The second novel, which Schlattner says is autobiographical, “shows the two years of my imprisonment in Stalin City [Brasov]. In this one, I put all my cards on the table and explained what happened during those never-ending police interrogations. I was very tough on myself.” ...

LOST LANGUAGE

... Germans in Romania lived in a context that allowed them to preserve their identity, Schlattner says. “As I told [German Interior Minister] Otto Schily, … Romania never forbade us from speaking our language, not even during the last eight months of the war it fought against Germany. So much so that at 12, my only Romanian words were, 'I don't know Romanian.' "

Schlattner's praise of Romania for its ongoing publication of ABC books in 12 languages for the minorities within its borders does little to assuage Gutu, who is also head of the association of professors of German literature in Romania. While Gutu acknowledges that the demise of a form of literature is inevitable in the absence of a population to support it, he argues that Romanian and German cultural leaders do little to preserve German-language teaching in Romania.

Once, German-language literature in Romania was placed alongside works from East and West Germany, Austria and Switzerland.
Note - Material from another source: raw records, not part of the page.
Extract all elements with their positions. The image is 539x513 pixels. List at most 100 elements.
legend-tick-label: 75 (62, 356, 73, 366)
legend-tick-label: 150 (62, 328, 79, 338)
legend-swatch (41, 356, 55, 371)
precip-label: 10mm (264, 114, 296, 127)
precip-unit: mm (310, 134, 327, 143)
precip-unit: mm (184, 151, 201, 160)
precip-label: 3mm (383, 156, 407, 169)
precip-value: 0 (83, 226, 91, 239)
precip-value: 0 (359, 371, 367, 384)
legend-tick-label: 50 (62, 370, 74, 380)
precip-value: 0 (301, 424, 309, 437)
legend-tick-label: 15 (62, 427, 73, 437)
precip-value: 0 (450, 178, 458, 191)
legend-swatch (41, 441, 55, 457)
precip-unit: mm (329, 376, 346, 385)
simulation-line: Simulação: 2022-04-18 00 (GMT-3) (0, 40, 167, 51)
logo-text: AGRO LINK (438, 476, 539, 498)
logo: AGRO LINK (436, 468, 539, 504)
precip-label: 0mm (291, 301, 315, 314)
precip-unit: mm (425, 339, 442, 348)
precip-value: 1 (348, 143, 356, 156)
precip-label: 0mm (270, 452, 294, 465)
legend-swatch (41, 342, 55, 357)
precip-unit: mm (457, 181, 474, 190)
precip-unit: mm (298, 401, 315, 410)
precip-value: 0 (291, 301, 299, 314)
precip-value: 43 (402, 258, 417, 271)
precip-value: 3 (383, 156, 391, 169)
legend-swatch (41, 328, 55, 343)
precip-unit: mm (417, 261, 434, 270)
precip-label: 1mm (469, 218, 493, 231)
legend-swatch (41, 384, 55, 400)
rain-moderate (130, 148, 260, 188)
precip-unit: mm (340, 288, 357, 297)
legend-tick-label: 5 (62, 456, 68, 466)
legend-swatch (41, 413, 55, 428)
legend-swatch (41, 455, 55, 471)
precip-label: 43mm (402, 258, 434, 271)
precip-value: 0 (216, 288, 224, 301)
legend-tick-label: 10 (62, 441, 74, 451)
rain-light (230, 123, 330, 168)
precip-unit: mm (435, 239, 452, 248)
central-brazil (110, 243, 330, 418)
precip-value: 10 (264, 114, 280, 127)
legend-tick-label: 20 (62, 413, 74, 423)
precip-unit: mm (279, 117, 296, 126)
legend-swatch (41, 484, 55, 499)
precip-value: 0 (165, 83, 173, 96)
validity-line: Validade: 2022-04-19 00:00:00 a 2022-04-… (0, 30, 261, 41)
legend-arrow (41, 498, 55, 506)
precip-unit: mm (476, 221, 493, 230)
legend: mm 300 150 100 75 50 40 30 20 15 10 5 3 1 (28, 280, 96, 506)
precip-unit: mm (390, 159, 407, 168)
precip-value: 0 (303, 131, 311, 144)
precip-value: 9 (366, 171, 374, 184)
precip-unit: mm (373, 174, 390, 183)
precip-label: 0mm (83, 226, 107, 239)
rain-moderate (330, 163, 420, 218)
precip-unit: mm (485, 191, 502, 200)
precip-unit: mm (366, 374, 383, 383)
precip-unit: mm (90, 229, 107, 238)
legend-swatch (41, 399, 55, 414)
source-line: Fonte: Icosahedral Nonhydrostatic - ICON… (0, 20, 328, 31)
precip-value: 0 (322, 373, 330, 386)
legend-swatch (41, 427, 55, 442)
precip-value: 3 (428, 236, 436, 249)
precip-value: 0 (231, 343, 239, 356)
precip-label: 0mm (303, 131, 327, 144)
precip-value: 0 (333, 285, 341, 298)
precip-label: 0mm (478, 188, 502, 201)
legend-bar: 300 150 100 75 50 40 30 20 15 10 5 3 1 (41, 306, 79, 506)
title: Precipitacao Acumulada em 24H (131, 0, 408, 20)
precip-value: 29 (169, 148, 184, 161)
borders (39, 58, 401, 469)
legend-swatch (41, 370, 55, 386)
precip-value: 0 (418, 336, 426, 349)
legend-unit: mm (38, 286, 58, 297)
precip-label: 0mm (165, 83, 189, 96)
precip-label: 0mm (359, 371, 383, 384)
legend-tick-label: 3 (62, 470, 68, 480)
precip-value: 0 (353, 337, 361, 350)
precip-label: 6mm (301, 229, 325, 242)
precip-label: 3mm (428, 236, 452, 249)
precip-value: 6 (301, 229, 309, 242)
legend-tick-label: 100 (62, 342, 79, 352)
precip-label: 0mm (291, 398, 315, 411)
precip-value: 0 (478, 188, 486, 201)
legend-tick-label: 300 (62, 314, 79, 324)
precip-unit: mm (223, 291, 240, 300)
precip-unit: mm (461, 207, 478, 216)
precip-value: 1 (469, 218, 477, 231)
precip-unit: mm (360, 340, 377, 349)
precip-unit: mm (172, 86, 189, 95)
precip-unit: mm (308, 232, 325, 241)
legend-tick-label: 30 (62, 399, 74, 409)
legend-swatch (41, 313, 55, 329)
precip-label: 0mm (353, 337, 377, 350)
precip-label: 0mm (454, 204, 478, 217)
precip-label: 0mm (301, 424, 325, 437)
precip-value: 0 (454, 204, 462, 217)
Its reputation was boosted by the less-extreme treatment meted out to Germans in Romania compared with those in Czechoslovakia or Poland, millions of whom who were expelled after the Second World War.

But now the community structure has been disrupted in Romania, and German-language teachers are scarce.
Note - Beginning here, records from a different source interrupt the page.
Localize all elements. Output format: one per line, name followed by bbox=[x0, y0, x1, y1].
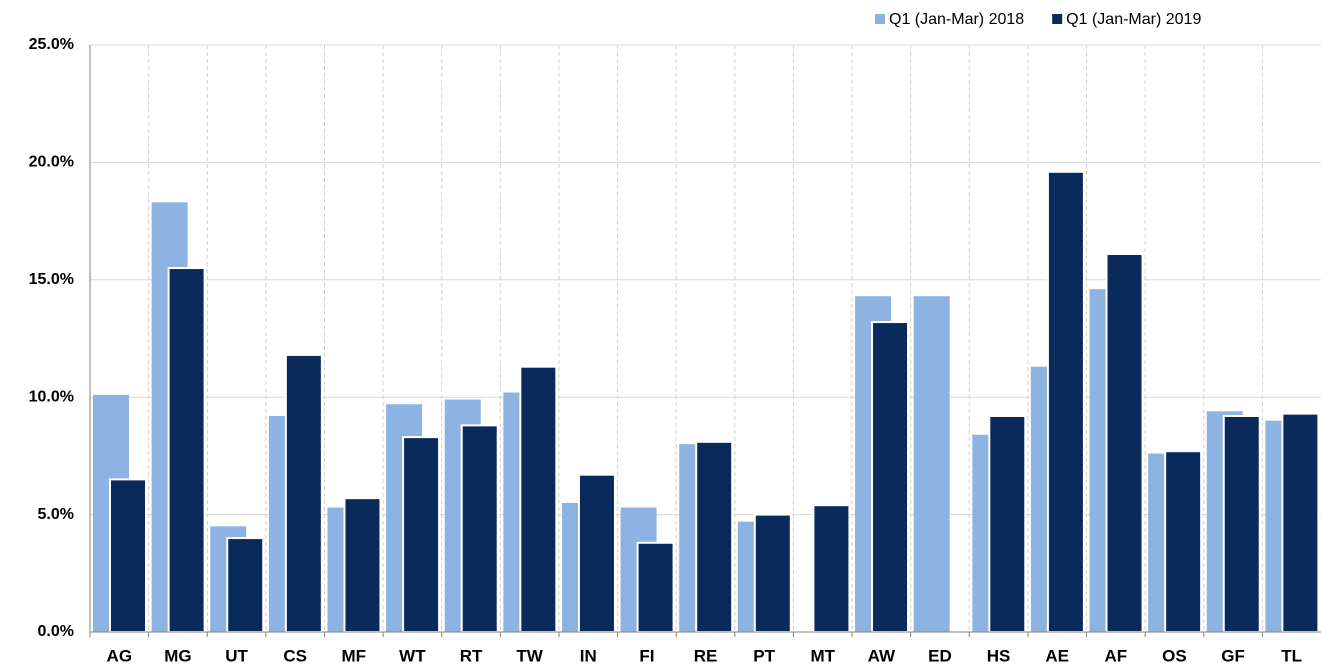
y-tick-label: 25.0% bbox=[29, 36, 74, 53]
bar bbox=[167, 267, 206, 633]
x-tick-label: RE bbox=[694, 646, 718, 665]
x-tick-label: AG bbox=[107, 646, 133, 665]
x-tick-label: FI bbox=[639, 646, 654, 665]
x-tick-label: AF bbox=[1104, 646, 1127, 665]
bar bbox=[226, 537, 265, 634]
x-tick-label: MG bbox=[164, 646, 191, 665]
legend-label: Q1 (Jan-Mar) 2019 bbox=[1066, 11, 1201, 28]
bar bbox=[1105, 252, 1144, 634]
bar bbox=[1164, 450, 1203, 634]
x-tick-label: GF bbox=[1221, 646, 1245, 665]
bar bbox=[1046, 170, 1085, 634]
bar bbox=[1281, 412, 1320, 633]
y-tick-label: 10.0% bbox=[29, 388, 74, 405]
bar bbox=[109, 478, 147, 633]
bar bbox=[695, 440, 734, 634]
x-tick-label: MF bbox=[342, 646, 367, 665]
bar bbox=[284, 353, 323, 633]
bar bbox=[988, 414, 1027, 634]
x-tick-label: ED bbox=[928, 646, 952, 665]
x-tick-label: IN bbox=[580, 646, 597, 665]
bar bbox=[913, 296, 950, 632]
bar bbox=[753, 513, 792, 633]
x-tick-label: HS bbox=[987, 646, 1011, 665]
x-tick-label: MT bbox=[810, 646, 835, 665]
bar bbox=[519, 365, 558, 633]
x-tick-label: AW bbox=[868, 646, 896, 665]
y-tick-label: 0.0% bbox=[38, 623, 74, 640]
y-tick-label: 20.0% bbox=[29, 154, 74, 171]
legend-swatch bbox=[1052, 14, 1063, 24]
bar bbox=[812, 504, 851, 634]
legend-swatch bbox=[875, 14, 885, 24]
x-tick-label: AE bbox=[1045, 646, 1069, 665]
x-tick-label: WT bbox=[399, 646, 426, 665]
bar bbox=[577, 473, 616, 633]
bar bbox=[636, 541, 675, 633]
bar bbox=[343, 497, 382, 633]
x-tick-label: PT bbox=[753, 646, 775, 665]
bar bbox=[1222, 414, 1261, 634]
x-tick-label: CS bbox=[283, 646, 307, 665]
y-tick-label: 15.0% bbox=[29, 271, 74, 288]
bar bbox=[402, 436, 441, 633]
bar bbox=[871, 321, 910, 633]
x-tick-label: RT bbox=[460, 646, 483, 665]
x-tick-label: OS bbox=[1162, 646, 1187, 665]
legend-label: Q1 (Jan-Mar) 2018 bbox=[889, 11, 1024, 28]
x-tick-label: TL bbox=[1281, 646, 1302, 665]
x-tick-label: UT bbox=[225, 646, 248, 665]
bar bbox=[460, 424, 499, 633]
y-tick-label: 5.0% bbox=[38, 506, 74, 523]
x-tick-label: TW bbox=[516, 646, 543, 665]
“Germany directs its efforts and funding only to the German-language schools for the Germans still living in Transylvania and completely disregards the demand for learning the language coming from Romanian children and their parents outside the Carpathian arch,” Gutu says.
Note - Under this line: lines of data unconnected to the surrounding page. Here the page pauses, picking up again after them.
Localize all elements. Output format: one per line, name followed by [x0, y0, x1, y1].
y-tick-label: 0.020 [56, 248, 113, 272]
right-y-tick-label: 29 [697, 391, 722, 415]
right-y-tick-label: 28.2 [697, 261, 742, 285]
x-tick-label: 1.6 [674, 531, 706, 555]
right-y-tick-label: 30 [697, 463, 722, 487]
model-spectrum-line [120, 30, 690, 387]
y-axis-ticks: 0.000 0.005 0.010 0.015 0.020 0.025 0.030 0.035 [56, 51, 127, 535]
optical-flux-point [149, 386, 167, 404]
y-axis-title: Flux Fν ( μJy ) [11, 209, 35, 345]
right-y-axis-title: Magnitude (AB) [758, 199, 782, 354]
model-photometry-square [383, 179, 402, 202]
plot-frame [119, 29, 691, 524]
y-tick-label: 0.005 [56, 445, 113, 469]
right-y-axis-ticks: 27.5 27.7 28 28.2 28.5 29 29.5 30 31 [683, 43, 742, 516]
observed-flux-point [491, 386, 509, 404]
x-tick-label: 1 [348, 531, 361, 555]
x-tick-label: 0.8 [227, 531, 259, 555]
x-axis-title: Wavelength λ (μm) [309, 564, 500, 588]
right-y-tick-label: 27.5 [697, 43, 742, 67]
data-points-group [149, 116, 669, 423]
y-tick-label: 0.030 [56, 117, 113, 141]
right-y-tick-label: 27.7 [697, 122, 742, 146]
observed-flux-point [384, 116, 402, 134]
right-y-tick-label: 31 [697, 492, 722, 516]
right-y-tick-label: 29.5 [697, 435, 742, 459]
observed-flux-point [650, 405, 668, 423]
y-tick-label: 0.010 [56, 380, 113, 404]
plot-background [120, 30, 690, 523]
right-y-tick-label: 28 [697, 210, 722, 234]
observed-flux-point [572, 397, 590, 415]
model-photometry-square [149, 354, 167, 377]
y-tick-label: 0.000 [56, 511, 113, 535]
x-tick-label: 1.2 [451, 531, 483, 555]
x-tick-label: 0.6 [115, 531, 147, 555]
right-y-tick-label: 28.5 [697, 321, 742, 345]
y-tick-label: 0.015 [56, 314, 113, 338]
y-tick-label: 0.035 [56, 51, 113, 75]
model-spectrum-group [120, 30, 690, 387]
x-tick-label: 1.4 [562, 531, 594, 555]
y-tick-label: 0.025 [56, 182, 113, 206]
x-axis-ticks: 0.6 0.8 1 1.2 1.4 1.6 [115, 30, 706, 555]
Marina Neacsu, cultural projects coordinator at the Goethe Institute in Bucharest, which is funded by the German state, agrees. She says the government has no specific plans to support the editing of books in the German language.

In 2003, though, Romanian authorities gave 16.6 billion lei ($520,000) to the German community, says Ovidiu Gant, undersecretary of state in the Ministry of Public Information. As part of an across-the-board increase in funding to minority groups, the community's state support more than doubled over the previous year.

In addition, according to Lucian Pricop, a programs coordinator at the Ministry of Culture, more than 1 billion lei ($31,000) has been spent to edit 14 German-language books, support the cultural supplements to the Carpaten Rundschau (Carpathian Observer) and Banater Zeitung (Banat News) magazines, and help public libraries acquire German literature.

Yet Gutu says Romanian and German authorities are ignoring the demand from Romanian parents who realize that Germany is Europe's economic powerhouse and see knowledge of the German language as indispensable to their children's professional success.

As for the future of German literature in Romania, Gutu sees none. “As much as I would wish to be wrong, a literature needs a population base to thrive, and 60,000 people are too few and bound to be less.”

Schlattner shares that skepticism.

The local Lutheran bishop, Schlattner says, “is just here to perform burials. This is what we have come to: a deserted house, emptier than the holy stable of Bethlehem. But that one was soon to be filled up with living beings and gifts as the news of Christ's birth spread into the world. Our stable is not going to witness that.”